Fall back with ease after Daylight Savings ends

RSS icon HOUSTON -- (October 30, 2006) -- Having trouble falling back with the time change? A sleep expert offers advice on how to adjust.

Dr. Daniel Glaze, associate professor of pediatrics-neurology at Baylor College of Medicine in Houston and chief of Texas Children's Hospital Sleep Clinic, says that the best thing people can do is establish a routine schedule. If your body is used to going to bed at 10 p.m., it will want to at 9 p.m. following the time change. Glaze recommends delaying sleep until 10 p.m. Ways to do this include staying active a bit longer and keeping bright lights turned on in your house.

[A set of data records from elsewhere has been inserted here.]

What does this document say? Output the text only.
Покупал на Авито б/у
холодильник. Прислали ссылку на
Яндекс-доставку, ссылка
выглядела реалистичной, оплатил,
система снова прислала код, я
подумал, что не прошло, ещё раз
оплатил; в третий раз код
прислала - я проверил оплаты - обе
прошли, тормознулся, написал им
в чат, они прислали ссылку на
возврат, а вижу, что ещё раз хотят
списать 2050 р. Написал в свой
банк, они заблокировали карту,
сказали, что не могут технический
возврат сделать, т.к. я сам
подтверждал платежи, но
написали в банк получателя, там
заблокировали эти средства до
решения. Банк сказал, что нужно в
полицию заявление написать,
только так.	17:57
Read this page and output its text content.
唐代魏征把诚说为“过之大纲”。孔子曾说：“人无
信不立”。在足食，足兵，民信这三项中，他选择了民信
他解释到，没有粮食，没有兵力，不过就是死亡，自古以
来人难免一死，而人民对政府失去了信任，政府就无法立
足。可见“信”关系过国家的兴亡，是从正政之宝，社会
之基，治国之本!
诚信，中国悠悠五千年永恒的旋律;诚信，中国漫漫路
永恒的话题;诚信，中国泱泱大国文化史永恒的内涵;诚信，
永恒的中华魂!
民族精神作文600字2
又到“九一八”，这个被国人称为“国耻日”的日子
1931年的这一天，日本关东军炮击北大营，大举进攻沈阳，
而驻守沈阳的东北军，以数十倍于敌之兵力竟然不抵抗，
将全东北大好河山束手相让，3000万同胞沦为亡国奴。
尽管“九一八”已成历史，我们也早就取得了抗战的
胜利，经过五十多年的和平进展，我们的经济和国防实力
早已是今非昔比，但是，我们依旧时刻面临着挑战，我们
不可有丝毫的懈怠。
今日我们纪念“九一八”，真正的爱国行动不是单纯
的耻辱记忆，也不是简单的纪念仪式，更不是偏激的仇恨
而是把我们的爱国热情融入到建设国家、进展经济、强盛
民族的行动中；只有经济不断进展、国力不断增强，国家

Glaze does not expect many adults to have a problem with the shift. "It is only an hour and it is easier to delay your bedtime than advance it," he said. Teenagers will most likely have the easiest time adjusting to the change, said Glaze, as it synchronizes bedtime with their biological clocks. Children and parents of young children will have the most difficulty.

"The problem is that kids may wake up early and become cranky and drowsy at night," said Glaze. To reset their clocks, Glaze says to keep them up until their established bedtime. It will take about four to five days to adapt to the new routine, he said.

Everyone should establish a schedule and stick to it, said Glaze. Adults should limit their intake of caffeine and alcohol. Sticking to your sleep and wake routine is also important on the weekends. "Catching up on the weekends" doesn't restore restfulness; it just confuses your body's rhythm, Glaze said.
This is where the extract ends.